I can’t believe it has been 16 years since Clayton Christensen rocked the business world with his groundbreaking book, The Innovator’s Dilemma.
The subtitle of the book is revealing: When New Technologies Cause Great Firms to Fail. His book was a bestseller in 1997 and received the Global Business Book Award for the best business book of the year. I’ve been a fan of Christensen for some time and his innovative ideas about innovation are an important element of Vested. What is prompting me to write about him now is a recent interview with Christensen in Wired by Jeff Howe.
Christensen explains in the interview that big companies often fail not because they do something wrong, but because they do everything right.
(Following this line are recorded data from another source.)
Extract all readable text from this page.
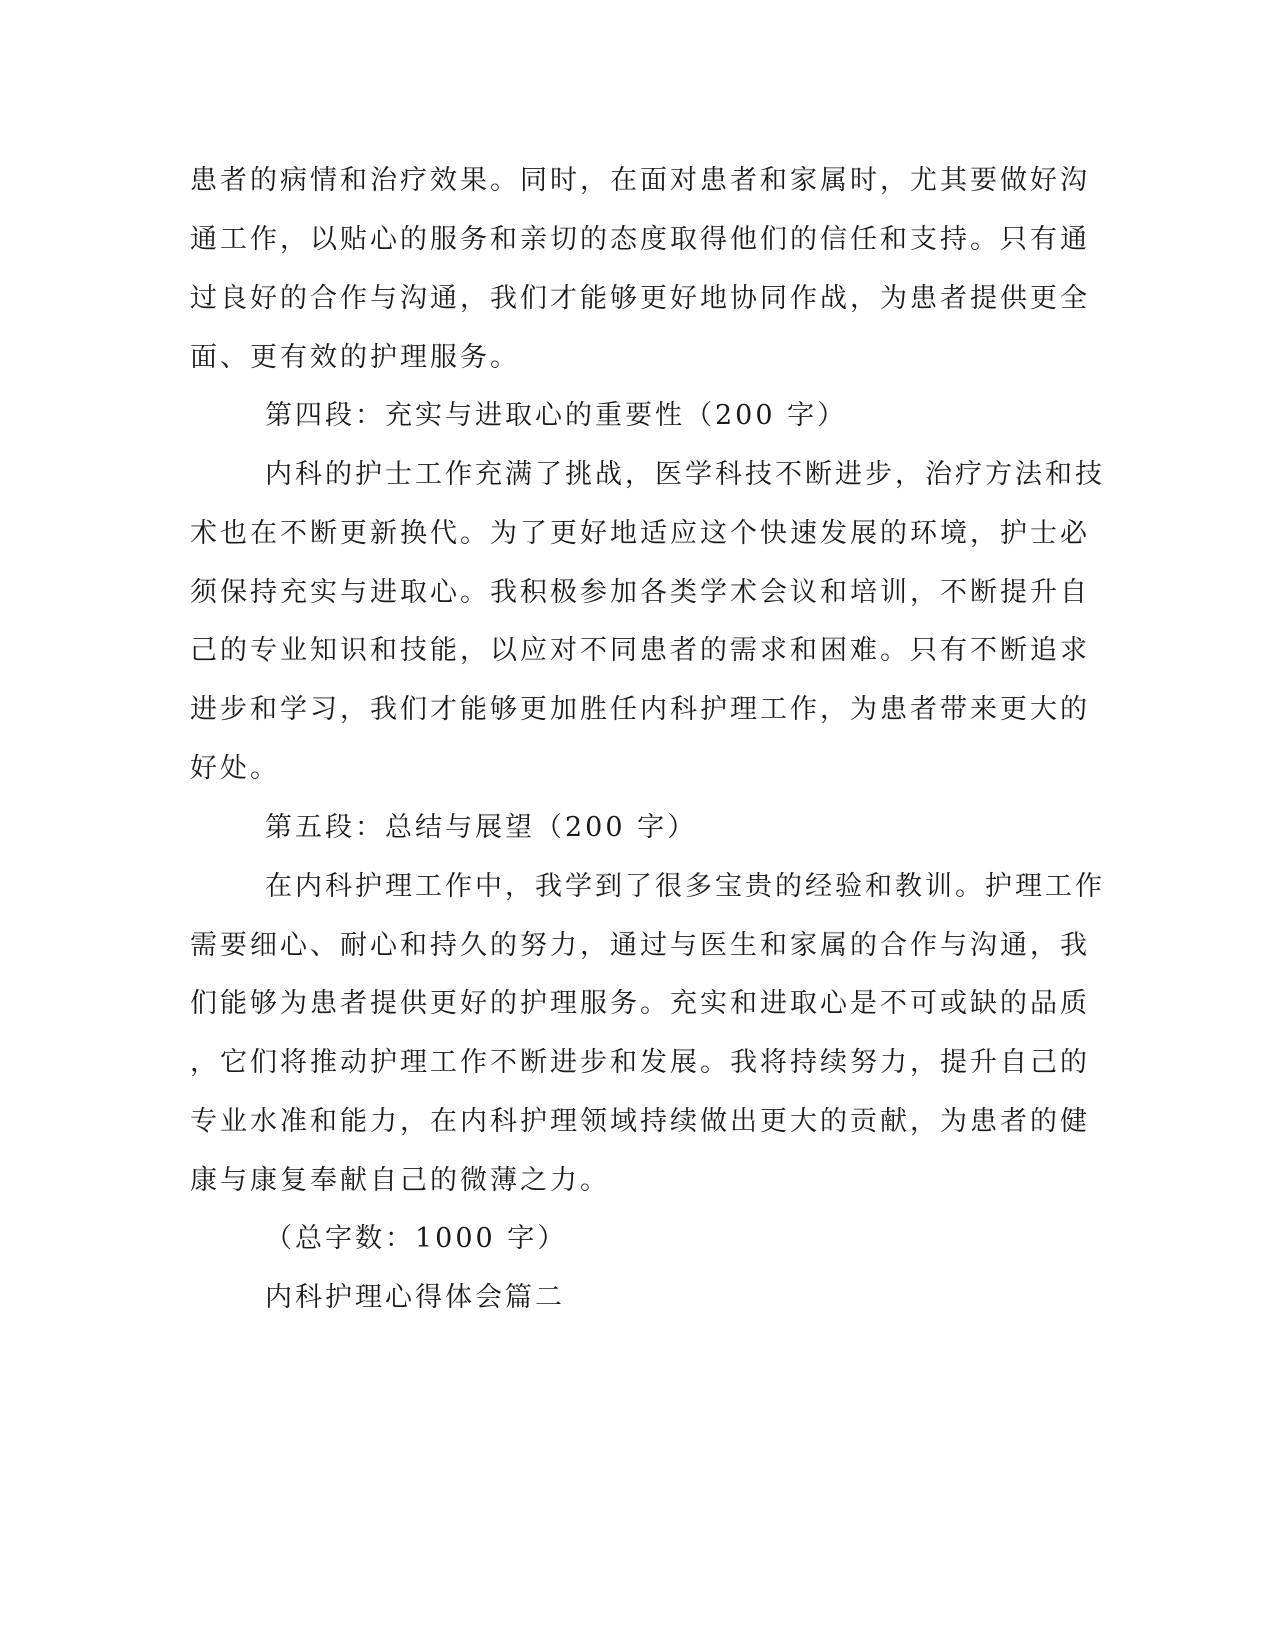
患者的病情和治疗效果。同时，在面对患者和家属时，尤其要做好沟
通工作，以贴心的服务和亲切的态度取得他们的信任和支持。只有通
过良好的合作与沟通，我们才能够更好地协同作战，为患者提供更全
面、更有效的护理服务。
第四段：充实与进取心的重要性（200 字）
内科的护士工作充满了挑战，医学科技不断进步，治疗方法和技
术也在不断更新换代。为了更好地适应这个快速发展的环境，护士必
须保持充实与进取心。我积极参加各类学术会议和培训，不断提升自
己的专业知识和技能，以应对不同患者的需求和困难。只有不断追求
进步和学习，我们才能够更加胜任内科护理工作，为患者带来更大的
好处。
第五段：总结与展望（200 字）
在内科护理工作中，我学到了很多宝贵的经验和教训。护理工作
需要细心、耐心和持久的努力，通过与医生和家属的合作与沟通，我
们能够为患者提供更好的护理服务。充实和进取心是不可或缺的品质
，它们将推动护理工作不断进步和发展。我将持续努力，提升自己的
专业水准和能力，在内科护理领域持续做出更大的贡献，为患者的健
康与康复奉献自己的微薄之力。
（总字数：1000 字）
内科护理心得体会篇二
Maybe a bit too right, and a bit too cautious. Yes, it is counterintuitive, but The article explains companies are “trained to focus on what he calls sustaining innovations—innovations at the profitable, high end of the market, making things incrementally bigger, more powerful, and more efficient. The problem is that this leaves companies vulnerable to the disruptive innovations that emerge in the murky, low-margin bottom of the market. And this is where the true revolutions occur, creating new markets and wreaking havoc within industries.”
The Innovator’s Dilemma points to a fatal flaw in business logic. Companies focus on things that have made them successful because that is where the money resides. They are often blind or resistant to new ideas and innovations because it disrupts the status quo.
I think it is important for companies and service providers to realize that it’s only a matter of time before disruptive innovation takes hold in the world of outsourcing. The outsource business model is ripe for a major transformation in innovation, and in the way we think about long-term thinking and innovative investment.
I’ve been preaching—and teaching!—for some time now that the outsourcing business is model is broke: when gainsharing is the first thing that companies think about when the subject of innovation comes up, that’s a huge problem. And when companies can’t dig themselves out of the old transaction-based mindset and model—which stifles both efficiency and innovation—that’s another huge problem!
The Vested model embraces the Chrstensen’s idea of disruptive innovation because of collaboration and results based on sharing vale and achieving outcomes; it relegates bean-counted transactions to the dustbin. Simply put Vested, is well, a disruption that is well-overdue in the outsourcing industry.
And that’s why I’m excited to see what Christensen has say to in his upcoming book, The Capitalist’s Dilemma, which will look at what he calls the “current economic paradox”: economic metrics that look fine, especially company balance sheets, while the economy remains mired in the doldrums for small companies and the average worker.